Here’s the software and services stack we’ll be using.

This is by no means the only way to do open science or data science with open source software, and recommended packages are likely to change over time. The below R-based toolchain should be considered as merely one (out of several) consistent implementations of some best practices. However, once participants have mastered this toolchain, they should find it relatively easy to adapt to other ecosystems.

All of the software will be free and open source software, but we will also be using some proprietary Software-as-a-Service (Saas) offerings. For each of the proprietary services, there are open-source and/or self-hosted alternatives, but these are often much less convenient (e.g. self-hosted Jenkins vs Travis CI), or they are much less popular in the community, and therefore less useful (e.g. GitLab vs GitHub). Relying on, or pushing proprietary services, especially in an education context, is always awkward, but the disadvantages can sometimes be outweighted by convenience and network effect advantages. For some aspects of open source software development and open science, proprietary services – especially GitHub and the StackExchange network – for better or for worse just are the only game in town. In any event, most of what students will learn in this class is in free and open source software, and the remaining proprietary usage should easily translate to other, competing or open services.

Introduction

For the introductory session, participants should watch this video:

Here’s the corresponding slide deck.

Installation

Participants should also install all of the below software and sign up for all the below services before the first class.

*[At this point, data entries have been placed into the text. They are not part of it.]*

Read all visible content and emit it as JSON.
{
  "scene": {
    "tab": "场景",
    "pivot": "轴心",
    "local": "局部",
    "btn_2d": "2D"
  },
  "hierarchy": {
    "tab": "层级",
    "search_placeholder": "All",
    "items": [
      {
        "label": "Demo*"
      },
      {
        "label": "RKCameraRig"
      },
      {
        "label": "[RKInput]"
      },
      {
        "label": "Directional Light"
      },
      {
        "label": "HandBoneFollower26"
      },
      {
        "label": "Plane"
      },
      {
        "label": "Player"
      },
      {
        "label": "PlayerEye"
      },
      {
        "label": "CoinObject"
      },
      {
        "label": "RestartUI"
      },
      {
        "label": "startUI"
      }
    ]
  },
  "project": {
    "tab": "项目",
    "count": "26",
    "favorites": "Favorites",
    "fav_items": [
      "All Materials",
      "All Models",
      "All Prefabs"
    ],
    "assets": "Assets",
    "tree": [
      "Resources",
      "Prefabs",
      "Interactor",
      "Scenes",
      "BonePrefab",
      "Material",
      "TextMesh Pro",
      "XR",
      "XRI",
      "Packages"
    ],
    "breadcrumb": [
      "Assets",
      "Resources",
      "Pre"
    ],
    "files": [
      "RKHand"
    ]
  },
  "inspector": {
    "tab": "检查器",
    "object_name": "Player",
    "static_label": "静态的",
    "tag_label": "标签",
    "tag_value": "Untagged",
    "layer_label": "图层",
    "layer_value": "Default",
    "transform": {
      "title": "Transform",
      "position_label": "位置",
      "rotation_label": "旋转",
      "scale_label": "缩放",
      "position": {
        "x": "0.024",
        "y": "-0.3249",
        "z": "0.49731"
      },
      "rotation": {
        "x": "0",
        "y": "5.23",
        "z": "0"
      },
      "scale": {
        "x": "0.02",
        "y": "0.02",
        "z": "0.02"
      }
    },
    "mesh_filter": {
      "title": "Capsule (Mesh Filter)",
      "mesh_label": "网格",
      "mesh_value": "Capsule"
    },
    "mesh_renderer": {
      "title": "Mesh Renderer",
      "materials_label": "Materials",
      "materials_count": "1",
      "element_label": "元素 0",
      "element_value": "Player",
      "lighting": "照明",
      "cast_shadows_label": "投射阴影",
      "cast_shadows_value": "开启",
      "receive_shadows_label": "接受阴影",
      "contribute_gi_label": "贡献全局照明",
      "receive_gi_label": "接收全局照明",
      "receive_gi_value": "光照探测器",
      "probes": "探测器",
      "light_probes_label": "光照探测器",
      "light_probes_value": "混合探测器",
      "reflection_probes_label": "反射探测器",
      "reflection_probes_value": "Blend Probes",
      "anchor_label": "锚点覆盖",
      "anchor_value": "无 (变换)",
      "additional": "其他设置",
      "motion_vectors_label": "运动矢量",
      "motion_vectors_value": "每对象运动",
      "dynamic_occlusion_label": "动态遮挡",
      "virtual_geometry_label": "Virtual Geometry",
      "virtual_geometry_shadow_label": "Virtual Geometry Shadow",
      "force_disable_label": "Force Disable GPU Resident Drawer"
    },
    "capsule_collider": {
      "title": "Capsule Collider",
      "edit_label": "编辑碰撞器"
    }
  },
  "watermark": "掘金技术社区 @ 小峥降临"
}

The steps required for installation will depend on your platform and system setup.

Basic Computing Literacy

You should know, or easily find, the answer to questions such as:

  • In what directory (absolute path) are programs I use daily stored on computer?
  • What is the OS and version on my computer?
  • In what directory (absolute path) do I store my files?
  • Do I have sufficient privileges to install software? If not, how can I get them?
  • Which file format is better suited to editing: A *.docx or a *.pdf?
  • Why do the search queries jaguar car and jaguar -car give different results on Google?
  • I can name at least 10 file types.
  • What is the username I usually use on public-facing platforms?
  • What is Two-Factor Authentification? (2FA)?
  • How is my harddisc formatted?
  • How can I upgrade my OS and frequently used software?
  • How is the data on my computer protected from unauthorised access?
  • What is my backup plan?
  • What is a VPN client, and what do I need it for?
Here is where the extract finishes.